Ainsi, malgré son aspect à priori “collage” tardif, GITS 1.5 présente une réelle continuité tout en approfondissant l’univers de la Section 9 sans le Major. Et puis surtout ce manga ne finit pas en laissant le lecteur “en plan” puisque les différentes enquêtes proposées trouvent leurs résolutions. On aurait aimé avoir plus de chapitres, une plus grande proximité avec le récit de GITS 2 MMI et l’auteur lui-même avoue qu’il avait en réserve une vingtaine d’histoires concernant la Section 9, mais pour partie certaines ont été abandonnées tandis que d’autres étaient réutilisées comme matière pour les séries TV produites par Production IG. Plus qu’a attendre un éventuel GITS 2.5 ou une méta compilation nommée GITS 3,14 pour espérer retrouver toutes ces histoires sur un support papier. Il reste ques les amateurs de SHIROW qui se plaignent habituellement de la faible production de ce dernier en matière de manga tourveront dans ce nouveau vieux GITS de quoi adoucir leur frustration. Et puis le style graphique tout comme la narration, plus proches du premier manga GITS, feront probablement le bonheur de ceux qui regrettaient un peu la qualité de son travail en noir & blanc.

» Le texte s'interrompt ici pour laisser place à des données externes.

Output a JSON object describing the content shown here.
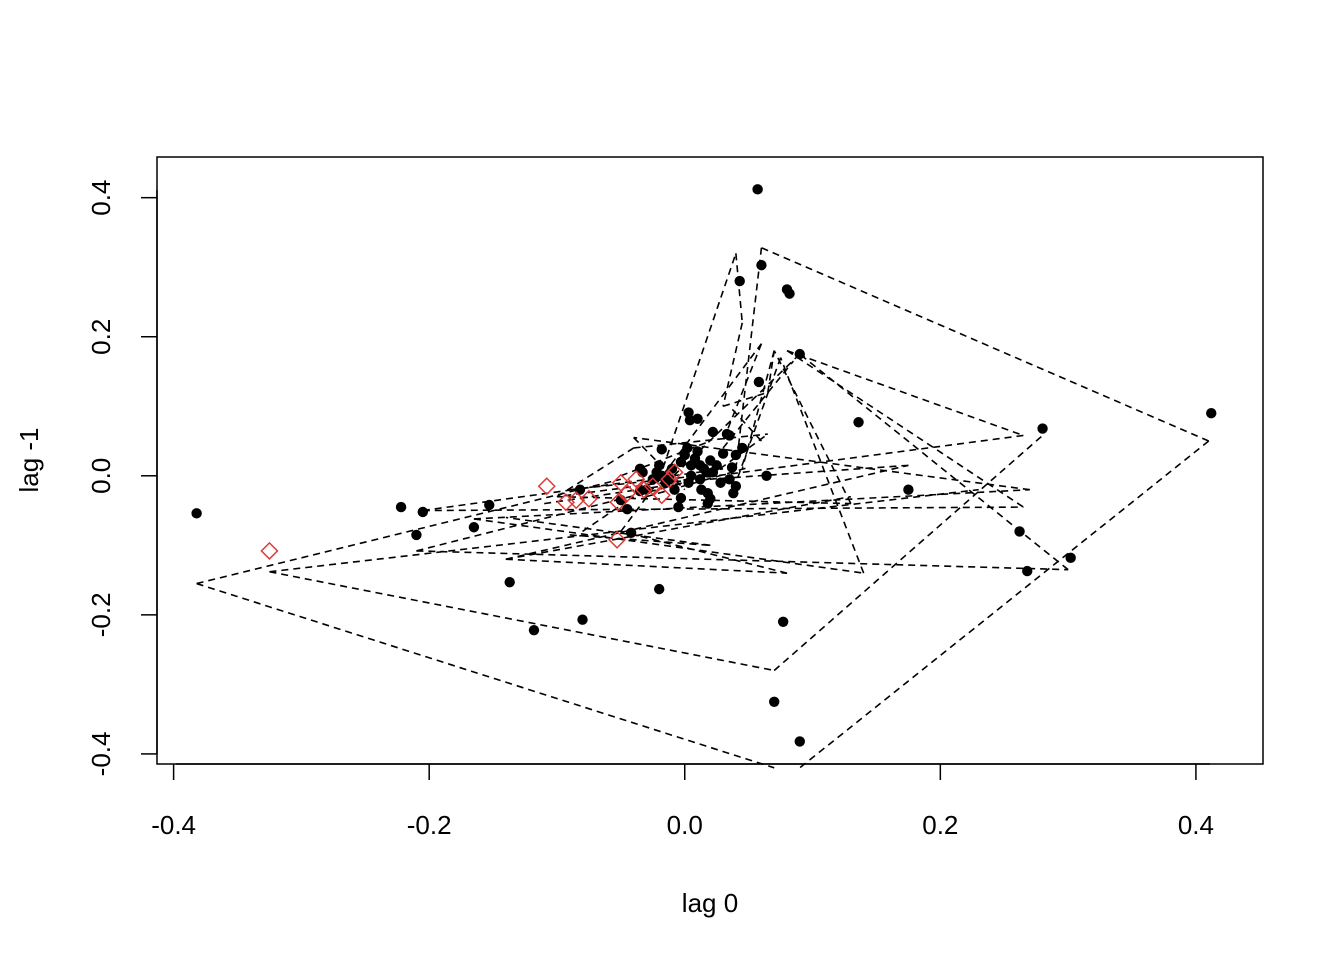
{
  "chart_data": {
    "type": "scatter",
    "title": "",
    "xlabel": "lag 0",
    "ylabel": "lag -1",
    "xlim": [
      -0.413,
      0.4525
    ],
    "ylim": [
      -0.4145,
      0.4585
    ],
    "x_ticks": [
      -0.4,
      -0.2,
      0.0,
      0.2,
      0.4
    ],
    "x_tick_labels": [
      "-0.4",
      "-0.2",
      "0.0",
      "0.2",
      "0.4"
    ],
    "y_ticks": [
      -0.4,
      -0.2,
      0.0,
      0.2,
      0.4
    ],
    "y_tick_labels": [
      "-0.4",
      "-0.2",
      "0.0",
      "0.2",
      "0.4"
    ],
    "grid": false,
    "legend": "none",
    "colors": {
      "points": "#000000",
      "highlight": "#DF3A36",
      "lines": "#000000"
    },
    "series": [
      {
        "marker": "filled-circle",
        "color": "#000000",
        "points": [
          [
            -0.382,
            -0.054
          ],
          [
            -0.222,
            -0.045
          ],
          [
            -0.21,
            -0.085
          ],
          [
            -0.205,
            -0.052
          ],
          [
            -0.165,
            -0.074
          ],
          [
            -0.153,
            -0.042
          ],
          [
            -0.137,
            -0.153
          ],
          [
            -0.118,
            -0.222
          ],
          [
            -0.082,
            -0.02
          ],
          [
            -0.08,
            -0.207
          ],
          [
            -0.05,
            -0.035
          ],
          [
            -0.045,
            -0.048
          ],
          [
            -0.042,
            -0.082
          ],
          [
            -0.035,
            -0.022
          ],
          [
            -0.033,
            0.005
          ],
          [
            -0.03,
            -0.02
          ],
          [
            -0.025,
            -0.005
          ],
          [
            -0.02,
            0.015
          ],
          [
            -0.018,
            0.038
          ],
          [
            -0.018,
            0.0
          ],
          [
            -0.015,
            -0.01
          ],
          [
            -0.012,
            -0.005
          ],
          [
            -0.01,
            0.01
          ],
          [
            -0.008,
            -0.02
          ],
          [
            -0.005,
            -0.045
          ],
          [
            -0.003,
            0.02
          ],
          [
            0.0,
            0.03
          ],
          [
            0.002,
            0.04
          ],
          [
            0.003,
            -0.01
          ],
          [
            0.005,
            0.0
          ],
          [
            0.005,
            0.015
          ],
          [
            0.008,
            0.025
          ],
          [
            0.01,
            0.035
          ],
          [
            0.012,
            -0.005
          ],
          [
            0.013,
            -0.02
          ],
          [
            0.015,
            0.01
          ],
          [
            0.017,
            0.005
          ],
          [
            0.018,
            -0.025
          ],
          [
            0.02,
            0.022
          ],
          [
            0.022,
            0.005
          ],
          [
            0.025,
            0.015
          ],
          [
            0.028,
            -0.01
          ],
          [
            0.03,
            0.032
          ],
          [
            0.033,
            0.06
          ],
          [
            0.035,
            -0.005
          ],
          [
            0.037,
            0.012
          ],
          [
            0.04,
            0.03
          ],
          [
            0.04,
            -0.015
          ],
          [
            0.02,
            -0.033
          ],
          [
            0.035,
            0.058
          ],
          [
            0.022,
            0.063
          ],
          [
            0.01,
            0.082
          ],
          [
            0.004,
            0.08
          ],
          [
            0.003,
            0.091
          ],
          [
            0.012,
            0.015
          ],
          [
            0.018,
            -0.04
          ],
          [
            -0.003,
            -0.032
          ],
          [
            0.038,
            -0.025
          ],
          [
            0.045,
            0.04
          ],
          [
            -0.022,
            0.005
          ],
          [
            -0.035,
            0.01
          ],
          [
            0.043,
            0.28
          ],
          [
            0.057,
            0.412
          ],
          [
            0.06,
            0.303
          ],
          [
            0.08,
            0.268
          ],
          [
            0.082,
            0.262
          ],
          [
            0.058,
            0.135
          ],
          [
            0.09,
            0.175
          ],
          [
            0.136,
            0.077
          ],
          [
            0.064,
            0.0
          ],
          [
            0.175,
            -0.02
          ],
          [
            0.28,
            0.068
          ],
          [
            0.262,
            -0.08
          ],
          [
            0.268,
            -0.137
          ],
          [
            0.302,
            -0.118
          ],
          [
            0.412,
            0.09
          ],
          [
            0.077,
            -0.21
          ],
          [
            -0.02,
            -0.163
          ],
          [
            0.07,
            -0.325
          ],
          [
            0.09,
            -0.382
          ]
        ]
      },
      {
        "marker": "open-diamond",
        "color": "#DF3A36",
        "points": [
          [
            -0.325,
            -0.108
          ],
          [
            -0.108,
            -0.015
          ],
          [
            -0.093,
            -0.038
          ],
          [
            -0.085,
            -0.035
          ],
          [
            -0.075,
            -0.033
          ],
          [
            -0.053,
            -0.092
          ],
          [
            -0.052,
            -0.038
          ],
          [
            -0.05,
            -0.01
          ],
          [
            -0.045,
            -0.025
          ],
          [
            -0.038,
            -0.005
          ],
          [
            -0.032,
            -0.02
          ],
          [
            -0.025,
            -0.015
          ],
          [
            -0.018,
            -0.028
          ],
          [
            -0.012,
            -0.005
          ],
          [
            -0.008,
            0.005
          ]
        ]
      }
    ],
    "line_segments": [
      [
        [
          -0.382,
          -0.155
        ],
        [
          0.07,
          -0.42
        ]
      ],
      [
        [
          -0.382,
          -0.155
        ],
        [
          -0.05,
          -0.005
        ]
      ],
      [
        [
          -0.325,
          -0.138
        ],
        [
          0.07,
          -0.28
        ]
      ],
      [
        [
          0.07,
          -0.28
        ],
        [
          0.28,
          0.058
        ]
      ],
      [
        [
          0.41,
          0.05
        ],
        [
          0.09,
          -0.42
        ]
      ],
      [
        [
          0.41,
          0.05
        ],
        [
          0.06,
          0.328
        ]
      ],
      [
        [
          0.06,
          0.328
        ],
        [
          0.04,
          0.01
        ]
      ],
      [
        [
          -0.325,
          -0.138
        ],
        [
          0.23,
          -0.02
        ]
      ],
      [
        [
          -0.205,
          -0.05
        ],
        [
          0.265,
          -0.045
        ]
      ],
      [
        [
          -0.205,
          -0.05
        ],
        [
          0.03,
          0.01
        ]
      ],
      [
        [
          -0.21,
          -0.108
        ],
        [
          0.0,
          -0.01
        ]
      ],
      [
        [
          -0.21,
          -0.108
        ],
        [
          0.3,
          -0.135
        ]
      ],
      [
        [
          0.3,
          -0.135
        ],
        [
          0.09,
          0.175
        ]
      ],
      [
        [
          0.09,
          0.175
        ],
        [
          -0.02,
          -0.02
        ]
      ],
      [
        [
          0.08,
          0.18
        ],
        [
          0.265,
          -0.045
        ]
      ],
      [
        [
          0.08,
          0.18
        ],
        [
          0.265,
          0.058
        ]
      ],
      [
        [
          0.265,
          0.058
        ],
        [
          -0.1,
          -0.03
        ]
      ],
      [
        [
          -0.1,
          -0.03
        ],
        [
          0.13,
          -0.04
        ]
      ],
      [
        [
          0.13,
          -0.04
        ],
        [
          0.07,
          0.18
        ]
      ],
      [
        [
          0.07,
          0.18
        ],
        [
          0.045,
          0.01
        ]
      ],
      [
        [
          -0.165,
          -0.062
        ],
        [
          0.14,
          -0.14
        ]
      ],
      [
        [
          0.14,
          -0.14
        ],
        [
          0.075,
          0.17
        ]
      ],
      [
        [
          0.075,
          0.17
        ],
        [
          0.04,
          -0.01
        ]
      ],
      [
        [
          -0.165,
          -0.062
        ],
        [
          0.27,
          -0.02
        ]
      ],
      [
        [
          0.27,
          -0.02
        ],
        [
          -0.04,
          0.055
        ]
      ],
      [
        [
          -0.04,
          0.055
        ],
        [
          0.0,
          -0.02
        ]
      ],
      [
        [
          -0.14,
          -0.12
        ],
        [
          0.13,
          -0.03
        ]
      ],
      [
        [
          -0.14,
          -0.12
        ],
        [
          0.175,
          0.015
        ]
      ],
      [
        [
          0.175,
          0.015
        ],
        [
          -0.02,
          -0.01
        ]
      ],
      [
        [
          -0.14,
          -0.12
        ],
        [
          0.08,
          -0.14
        ]
      ],
      [
        [
          0.08,
          -0.14
        ],
        [
          -0.05,
          -0.08
        ]
      ],
      [
        [
          -0.05,
          -0.08
        ],
        [
          0.06,
          0.19
        ]
      ],
      [
        [
          0.06,
          0.19
        ],
        [
          0.03,
          0.05
        ]
      ],
      [
        [
          -0.02,
          -0.005
        ],
        [
          0.04,
          0.32
        ]
      ],
      [
        [
          0.04,
          0.32
        ],
        [
          0.045,
          0.22
        ]
      ],
      [
        [
          0.045,
          0.22
        ],
        [
          0.03,
          0.1
        ]
      ],
      [
        [
          0.03,
          0.1
        ],
        [
          0.065,
          0.12
        ]
      ],
      [
        [
          0.065,
          0.12
        ],
        [
          0.07,
          0.18
        ]
      ],
      [
        [
          -0.1,
          -0.03
        ],
        [
          -0.04,
          0.04
        ]
      ],
      [
        [
          -0.04,
          0.04
        ],
        [
          0.065,
          0.06
        ]
      ],
      [
        [
          -0.03,
          -0.03
        ],
        [
          0.05,
          0.012
        ]
      ],
      [
        [
          -0.05,
          0.0
        ],
        [
          0.02,
          0.05
        ]
      ],
      [
        [
          -0.11,
          -0.04
        ],
        [
          0.0,
          -0.01
        ]
      ],
      [
        [
          -0.09,
          -0.02
        ],
        [
          0.01,
          0.0
        ]
      ],
      [
        [
          0.02,
          0.0
        ],
        [
          0.065,
          0.06
        ]
      ],
      [
        [
          -0.09,
          -0.085
        ],
        [
          0.02,
          -0.1
        ]
      ],
      [
        [
          0.02,
          -0.1
        ],
        [
          -0.14,
          -0.06
        ]
      ],
      [
        [
          0.03,
          0.04
        ],
        [
          0.085,
          0.165
        ]
      ],
      [
        [
          -0.08,
          -0.08
        ],
        [
          -0.04,
          -0.03
        ]
      ],
      [
        [
          0.06,
          0.05
        ],
        [
          0.035,
          0.1
        ]
      ]
    ]
  }
}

Il ne manque plus qu’une édition française digne de ce nom, avec ou sans le E-Manga (le CD-rom vendu avec GITS 1.5 qui propose le manga en format électronique, une expérience de lecture intéressante mais dispensable), pour que les non japonisant et les non hispanisant puissent enfin goûter à ce GITS « mineur » mais indispensable et tout aussi passionant que les autres.